Finding the right words to convey rigor and passion about a theme and putting thoughts into paper can be difficult and frightening. Words have to align with ideas, make us feel safe to share our thoughts, and ideally, resonate with the reader/listener. This post is about that.
The Real-Time Strategy concept is about intentional (real-time) decision-making when the unforeseen happens. We call it a ‘learned strategy’; it emerges from the pattern of decisions we make/play to move towards our aspirations and learn how to act in real-time.
Understanding the system and the small changes within unlocks this learning thru heading into our identity and landscape(AT1-5) and learning from practice and exploration (AT6). That is, learning from practicing how we make decisions in our system and finding the patterns that emerge from those decisions. This pattern leads to the extraction of Simple Guiding Principles (AT7) as the decision-making tool.
If, after a full process of practice, of seeing ahead and behind, building and playing, we can say participants learn a more ‘intuitive’ and committed way to make real-time decisions in their complex adaptative system, why are we articulating SGPs? Or select them? Isn’t the building and sharing process enough?
This writing is not questioning extracting and building the SGPs. That is related to the 4C’s: connecting what guided us into a clear pattern, constructing it, making sense of the new learning, contemplating it to see it and understand it, and finally continuing and using them. This post is about the specific activity of writing them after building and sharing.
Most strategic processes will end in the documentation that people can go back to if needed (but rarely do). However, if we trust the LSP process, we know that individuals gain new, more robust knowledge thru building, sharing, and reflecting. We know that individuals should not need to go back; they now know. Facilitating the process will unlock the full commitment of the solution so, why then? Participants do not end up articulating their identity; they could, but what do we believe to be good? Perhaps we can record a video of the story, and most facilitators have their styles of documenting and clients their requirements. Nevertheless, if we want to be super orthodoxical with LSP as an enhancing learning process, why articulate?

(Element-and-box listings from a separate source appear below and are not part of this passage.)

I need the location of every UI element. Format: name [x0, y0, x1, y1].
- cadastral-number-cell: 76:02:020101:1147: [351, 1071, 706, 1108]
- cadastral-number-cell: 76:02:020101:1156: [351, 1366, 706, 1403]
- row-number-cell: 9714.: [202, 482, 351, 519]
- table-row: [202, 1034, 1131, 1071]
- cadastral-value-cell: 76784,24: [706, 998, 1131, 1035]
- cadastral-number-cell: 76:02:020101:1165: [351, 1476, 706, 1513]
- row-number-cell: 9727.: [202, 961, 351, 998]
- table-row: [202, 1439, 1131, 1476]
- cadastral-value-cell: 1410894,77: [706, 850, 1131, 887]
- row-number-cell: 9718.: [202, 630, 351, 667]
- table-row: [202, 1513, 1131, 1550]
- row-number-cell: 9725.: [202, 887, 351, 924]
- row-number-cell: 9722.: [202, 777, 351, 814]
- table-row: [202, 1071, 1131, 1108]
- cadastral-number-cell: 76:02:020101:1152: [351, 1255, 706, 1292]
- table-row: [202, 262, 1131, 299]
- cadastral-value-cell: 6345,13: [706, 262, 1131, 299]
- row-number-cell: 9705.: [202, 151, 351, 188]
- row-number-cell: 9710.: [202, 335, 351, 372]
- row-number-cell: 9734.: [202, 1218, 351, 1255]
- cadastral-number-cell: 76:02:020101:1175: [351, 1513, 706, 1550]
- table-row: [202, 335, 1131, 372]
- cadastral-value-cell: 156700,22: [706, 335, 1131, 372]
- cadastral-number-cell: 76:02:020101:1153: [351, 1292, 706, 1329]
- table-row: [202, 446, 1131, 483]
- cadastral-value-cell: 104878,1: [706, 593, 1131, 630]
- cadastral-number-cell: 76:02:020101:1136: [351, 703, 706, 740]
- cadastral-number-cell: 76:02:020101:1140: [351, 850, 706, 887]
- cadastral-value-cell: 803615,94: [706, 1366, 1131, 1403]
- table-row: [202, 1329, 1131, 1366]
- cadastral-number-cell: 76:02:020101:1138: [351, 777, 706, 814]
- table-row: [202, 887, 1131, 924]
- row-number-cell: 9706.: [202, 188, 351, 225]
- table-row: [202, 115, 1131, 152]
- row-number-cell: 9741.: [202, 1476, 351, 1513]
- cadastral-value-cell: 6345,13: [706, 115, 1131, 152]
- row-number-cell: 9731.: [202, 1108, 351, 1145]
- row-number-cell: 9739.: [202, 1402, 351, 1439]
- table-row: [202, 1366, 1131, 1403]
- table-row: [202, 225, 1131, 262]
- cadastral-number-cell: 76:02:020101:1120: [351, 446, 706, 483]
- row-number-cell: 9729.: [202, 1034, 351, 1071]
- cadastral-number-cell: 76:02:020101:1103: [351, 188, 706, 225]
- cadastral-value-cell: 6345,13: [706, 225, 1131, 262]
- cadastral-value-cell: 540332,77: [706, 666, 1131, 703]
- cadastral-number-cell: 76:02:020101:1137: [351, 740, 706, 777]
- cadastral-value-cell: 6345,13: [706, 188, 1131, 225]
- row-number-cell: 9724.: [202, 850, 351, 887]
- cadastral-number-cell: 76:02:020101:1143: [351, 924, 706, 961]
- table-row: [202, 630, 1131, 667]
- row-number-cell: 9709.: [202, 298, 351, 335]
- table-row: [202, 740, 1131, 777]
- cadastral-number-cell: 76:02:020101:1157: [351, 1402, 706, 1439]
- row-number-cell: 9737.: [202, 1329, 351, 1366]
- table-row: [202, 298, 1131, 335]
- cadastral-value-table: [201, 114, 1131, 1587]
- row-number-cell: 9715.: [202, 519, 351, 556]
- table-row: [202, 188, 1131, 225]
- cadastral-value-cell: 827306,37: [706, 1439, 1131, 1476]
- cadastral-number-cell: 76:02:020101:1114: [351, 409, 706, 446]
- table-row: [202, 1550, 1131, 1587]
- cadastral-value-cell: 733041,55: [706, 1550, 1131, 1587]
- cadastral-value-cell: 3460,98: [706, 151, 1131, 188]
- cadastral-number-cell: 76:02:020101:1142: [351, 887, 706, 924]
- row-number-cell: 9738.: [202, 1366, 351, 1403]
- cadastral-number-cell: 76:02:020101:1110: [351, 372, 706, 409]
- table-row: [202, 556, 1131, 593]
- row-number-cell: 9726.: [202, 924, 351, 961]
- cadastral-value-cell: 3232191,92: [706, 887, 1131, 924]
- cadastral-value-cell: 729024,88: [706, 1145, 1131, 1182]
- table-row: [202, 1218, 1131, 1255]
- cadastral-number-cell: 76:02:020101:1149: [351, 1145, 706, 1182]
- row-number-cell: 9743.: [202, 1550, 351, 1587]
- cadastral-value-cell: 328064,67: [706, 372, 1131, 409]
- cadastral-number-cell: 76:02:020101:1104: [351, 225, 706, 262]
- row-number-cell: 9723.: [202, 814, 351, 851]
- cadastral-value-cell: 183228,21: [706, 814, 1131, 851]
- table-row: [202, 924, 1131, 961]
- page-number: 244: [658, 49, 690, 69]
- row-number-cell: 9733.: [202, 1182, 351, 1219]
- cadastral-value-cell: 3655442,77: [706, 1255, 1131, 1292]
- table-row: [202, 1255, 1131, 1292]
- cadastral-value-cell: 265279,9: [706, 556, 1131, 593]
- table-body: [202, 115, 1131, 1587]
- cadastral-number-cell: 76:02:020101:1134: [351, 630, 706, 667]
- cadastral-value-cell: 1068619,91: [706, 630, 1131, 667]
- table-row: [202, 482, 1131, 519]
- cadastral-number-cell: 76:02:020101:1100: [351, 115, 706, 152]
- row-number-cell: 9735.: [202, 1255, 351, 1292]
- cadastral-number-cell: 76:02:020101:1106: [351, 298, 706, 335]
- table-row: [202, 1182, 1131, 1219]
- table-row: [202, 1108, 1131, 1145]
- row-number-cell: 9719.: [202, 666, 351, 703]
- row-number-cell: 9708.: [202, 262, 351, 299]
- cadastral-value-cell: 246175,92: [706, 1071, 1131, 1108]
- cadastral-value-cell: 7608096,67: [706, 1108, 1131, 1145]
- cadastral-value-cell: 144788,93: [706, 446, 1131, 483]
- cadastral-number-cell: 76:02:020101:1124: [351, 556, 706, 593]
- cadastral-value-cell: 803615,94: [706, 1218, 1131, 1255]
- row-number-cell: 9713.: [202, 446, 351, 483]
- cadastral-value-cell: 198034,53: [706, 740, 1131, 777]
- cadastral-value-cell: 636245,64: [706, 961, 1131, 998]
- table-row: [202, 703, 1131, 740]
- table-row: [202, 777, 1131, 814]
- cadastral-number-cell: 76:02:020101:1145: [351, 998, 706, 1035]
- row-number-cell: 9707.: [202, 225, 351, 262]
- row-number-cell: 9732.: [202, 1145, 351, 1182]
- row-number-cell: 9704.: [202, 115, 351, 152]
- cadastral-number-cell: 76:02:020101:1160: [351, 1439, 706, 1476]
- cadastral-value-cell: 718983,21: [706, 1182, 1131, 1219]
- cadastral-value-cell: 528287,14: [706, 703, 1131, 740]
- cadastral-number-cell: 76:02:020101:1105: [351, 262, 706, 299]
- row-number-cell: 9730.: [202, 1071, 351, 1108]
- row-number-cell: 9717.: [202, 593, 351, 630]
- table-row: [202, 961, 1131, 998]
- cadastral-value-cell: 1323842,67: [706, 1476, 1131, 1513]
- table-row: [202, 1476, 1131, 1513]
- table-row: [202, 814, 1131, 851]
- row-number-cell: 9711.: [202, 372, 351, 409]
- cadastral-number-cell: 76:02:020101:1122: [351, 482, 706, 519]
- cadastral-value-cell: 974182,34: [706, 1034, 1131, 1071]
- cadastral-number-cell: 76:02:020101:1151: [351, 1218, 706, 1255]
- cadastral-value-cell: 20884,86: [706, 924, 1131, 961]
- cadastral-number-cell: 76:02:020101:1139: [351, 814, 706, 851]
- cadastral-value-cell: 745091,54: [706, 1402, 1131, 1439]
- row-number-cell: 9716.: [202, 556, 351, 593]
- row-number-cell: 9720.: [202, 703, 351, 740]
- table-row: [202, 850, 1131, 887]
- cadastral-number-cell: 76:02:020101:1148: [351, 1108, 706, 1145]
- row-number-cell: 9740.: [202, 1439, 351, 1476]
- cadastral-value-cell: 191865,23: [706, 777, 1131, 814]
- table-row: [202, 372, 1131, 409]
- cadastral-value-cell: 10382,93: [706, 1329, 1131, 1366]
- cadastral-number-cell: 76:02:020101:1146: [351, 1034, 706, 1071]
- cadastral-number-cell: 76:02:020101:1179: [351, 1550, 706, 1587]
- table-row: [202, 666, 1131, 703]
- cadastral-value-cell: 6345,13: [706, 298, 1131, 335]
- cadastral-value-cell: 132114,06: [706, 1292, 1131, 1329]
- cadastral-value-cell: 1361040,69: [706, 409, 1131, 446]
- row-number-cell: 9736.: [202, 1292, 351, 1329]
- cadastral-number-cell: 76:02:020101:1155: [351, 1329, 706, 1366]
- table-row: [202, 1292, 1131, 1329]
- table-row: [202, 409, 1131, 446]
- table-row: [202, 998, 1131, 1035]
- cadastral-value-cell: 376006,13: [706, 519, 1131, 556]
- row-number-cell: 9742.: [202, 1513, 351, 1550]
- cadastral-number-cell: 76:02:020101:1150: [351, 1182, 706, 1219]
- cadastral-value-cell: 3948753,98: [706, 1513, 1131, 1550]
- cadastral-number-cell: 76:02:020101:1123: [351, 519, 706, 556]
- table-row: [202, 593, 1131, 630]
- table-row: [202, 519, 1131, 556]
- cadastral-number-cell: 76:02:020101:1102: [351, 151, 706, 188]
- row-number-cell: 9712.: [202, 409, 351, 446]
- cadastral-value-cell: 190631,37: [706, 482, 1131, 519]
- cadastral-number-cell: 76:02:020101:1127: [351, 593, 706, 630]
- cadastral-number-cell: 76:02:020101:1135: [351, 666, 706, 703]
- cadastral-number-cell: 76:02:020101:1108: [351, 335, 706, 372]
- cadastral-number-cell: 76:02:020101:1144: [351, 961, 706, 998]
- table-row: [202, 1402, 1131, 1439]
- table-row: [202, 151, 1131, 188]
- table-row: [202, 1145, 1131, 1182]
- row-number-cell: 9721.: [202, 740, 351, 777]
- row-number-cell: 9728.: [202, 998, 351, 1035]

After some reflection and contemplation, it feels there are a couple of answers.
1) Creating a sense of alignment within the team.
By selecting the 5-7 that helps us the best, the SGPs turn from individual models to collective strategies. Now the team knows this is not his or her SGPs, but rather ‘ours’. This creates a collective process where the group decides together. Articulating them gives the group a shared language too. Ultimately, after a strategy workshop, we want alignment.
It also feels that 5 to 7 is a good number, enough to be useful and easy to remember.
2) A layer of contemplation.
Committing to paper gives the participant an extra level of contemplation to see his/her words and finding the right ones, allowing them to form new patterns of thinking after unlocking the knowledge. People are not used to thinking in this SGP’s manner, so the wording pulls the brain into the “right” direction, similarly like when we articulate Team Life in the RTS for the Team workshop.
3) Safety.
Organizations like mission and vision statements to hang on the wall. Furthermore, they like to articulate strategies to help measure success, but especially to feel safe. Leaders, sponsors, and individuals would sometimes struggle to see strategy as the “invisible” layer in the learning process that helps individuals live the strategy; they want some document that shows their outcomes and ideas and proves where they spend their money. So the articulation gives a tangible deliverable to the client and participants that will make them feel happy, secure, and safe.
Bonus Track: Preparation and Inspiration
SGPs help individuals, teams, and organizations make decisions with intent in real-time; they should be deeply rooted in their identity and landscape and now be part of their new knowledge. That is the core; the ethos, pathos, and logos of its existence.
However, who are we to neglect its possibilities to our clients? Perhaps the client finds some use to inspire ideas in their meetings or prepare them for a predictable but complex new project. By articulating them, they have something to go back to and avoid reframing them in future discussions.
To add, I have noticed that with time, as environments, companies, and people change, SGPs start losing their first intentional purpose and tend to evolve into ‘cultural statements.’ Another nice reason to have them in written form and show the world.
These in-depth philosophical discussions could potentially lead to a trap, the idea that extracting and building the AT7 would be enough. After articulating and contemplating my thoughts, the conclusion is: IT IS NOT.
In a forthcoming post, I will explore a hypothesis rooted in language, thought, and decision-making that could or could not help participants be even more intentional and committed to this SGPs articulation. I hope this feeds your curiosity and opens the door to reflecting and understanding the strategic tool that RTS offers.
Until then…Keep playing and TRUST THE PROCESS.